Banca & Finanças Fosun tem proposta válida. A diferença está no preço

Fosun tem proposta válida. A diferença está no preço

Ainda não estão terminadas as negociações entre Fosun e o Banco de Portugal. Há é posições definidas: o comprador não mexe no preço, o vendedor quer um aumento. O silêncio impera.
Fosun tem proposta válida. A diferença está no preço
Bruno Simão/Negócios

A Fosun não faz comentários à notícia que dá conta de que as negociações com o Banco de Portugal, para a compra do Novo Banco, não foram bem-sucedidas. O regulador liderado por Carlos Costa diz, por sua vez, que só "oportunamente" fala nos resultados do processo negocial. Assim, sem nada formalizado nem dado como concluído, a proposta oferecida pelos chineses mantém-se válida.

 

Havendo uma proposta válida em cima da mesa, o que está a separar o comprador e o vendedor (Fundo de Resolução da banca, cujo presidente é José Ramalho, administrador do Banco de Portugal)? À partida, o preço - aliás, o primeiro critério para a venda, conforme definido no caderno de encargos. 

 

O Banco de Portugal quer maximizar a venda do Novo Banco. Tendo recebido uma capitalização de 4,9 mil milhões de euros do Fundo de Resolução da banca, o Novo Banco tem 3,9 mil milhões que são dinheiro emprestado pelo Tesouro estatal (os restantes mil milhões provêm dos bancos).

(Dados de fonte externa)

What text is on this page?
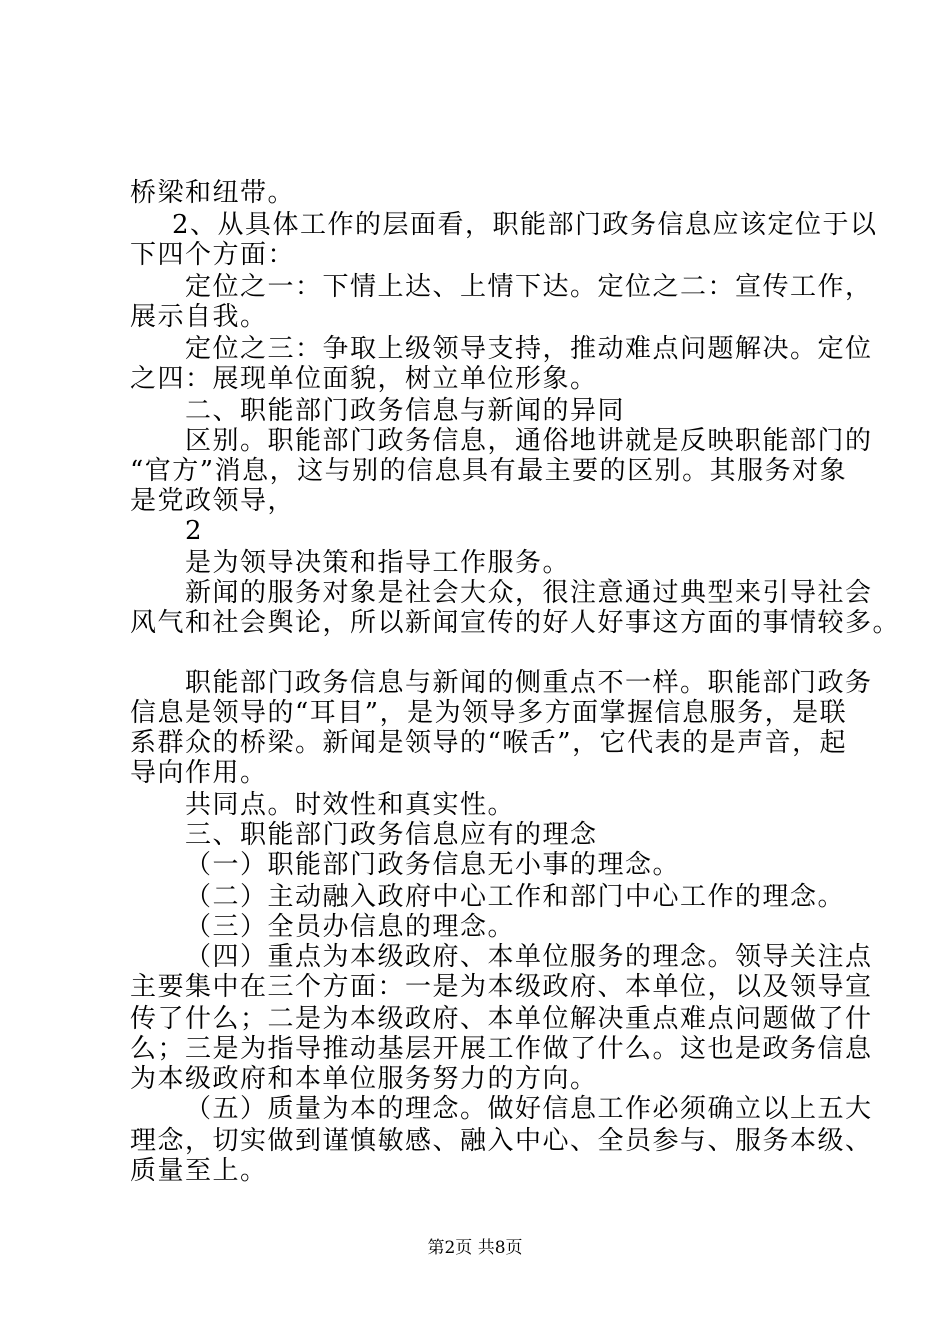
桥梁和纽带。
2、从具体工作的层面看，职能部门政务信息应该定位于以
下四个方面：
定位之一：下情上达、上情下达。定位之二：宣传工作，
展示自我。
定位之三：争取上级领导支持，推动难点问题解决。定位
之四：展现单位面貌，树立单位形象。
二、职能部门政务信息与新闻的异同
区别。职能部门政务信息，通俗地讲就是反映职能部门的
“官方”消息，这与别的信息具有最主要的区别。其服务对象
是党政领导，
2
是为领导决策和指导工作服务。
新闻的服务对象是社会大众，很注意通过典型来引导社会
风气和社会舆论，所以新闻宣传的好人好事这方面的事情较多。
职能部门政务信息与新闻的侧重点不一样。职能部门政务
信息是领导的“耳目”，是为领导多方面掌握信息服务，是联
系群众的桥梁。新闻是领导的“喉舌”，它代表的是声音，起
导向作用。
共同点。时效性和真实性。
三、职能部门政务信息应有的理念
（一）职能部门政务信息无小事的理念。
（二）主动融入政府中心工作和部门中心工作的理念。
（三）全员办信息的理念。
（四）重点为本级政府、本单位服务的理念。领导关注点
主要集中在三个方面：一是为本级政府、本单位，以及领导宣
传了什么；二是为本级政府、本单位解决重点难点问题做了什
么；三是为指导推动基层开展工作做了什么。这也是政务信息
为本级政府和本单位服务努力的方向。
（五）质量为本的理念。做好信息工作必须确立以上五大
理念，切实做到谨慎敏感、融入中心、全员参与、服务本级、
质量至上。
第2页 共8页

O diferencial do preço pago face ao dinheiro injectado terá de ser suportado pelo Fundo de Resolução da banca, embora não esteja ainda definido de que forma esse esforço será suportado pelas instituições financeiras.

 

O Banco de Portugal não quer um preço que revele um prejuízo demasiado elevado (até porque há eleições legislativas a 4 de Outubro). O número que tem sido noticiado como o oferecido pelos chineses é 1,5 mil milhões de euros. Mas a Fosun entrou nas negociações a dizer que, no preço, não mexia. Aliás, isso mesmo é dito por uma fonte à Reuters esta sexta-feira. 

 

Há outros factores a ter impacto nas negociações entre o segundo candidato seleccionado pelo Banco de Portugal e o regulador: os riscos contingentes, como o aumento de capital. O Novo Banco está a ser sujeito a um teste de stress por parte do Banco Central Europeu. Não há ainda uma data oficial para a divulgação dos resultados, mas estes devem ser conhecidos em Novembro.

 

Aqui, não é certo quem poderá assumir esses riscos, sendo que uma das contrapartidas oferecidas pelo Banco de Portugal para que haja uma subida do preço será a de o Fundo de Resolução assumir eventuais riscos contingentes.

 

Sem entendimentos, o prazo para as negociações mantém-se, ainda que não seja certo se continua a haver um diálogo activo entre as duas partes. Ou seja, não se sabe quando é que é suposto terminarem as conversações. 

 

A Fosun é o segundo candidato a entrar em negociações exclusivas com o Banco de Portugal para a compra do Novo Banco. A primeira foi a chinesa Anbang, com quem o regulador não chegou a um entendimento. Depois da Fosun, o terceiro candidato é o fundo norte-americano Apollo.

 

A imprensa desta sexta-feira dá conta que o adiamento da venda é um cenário que ganha forma.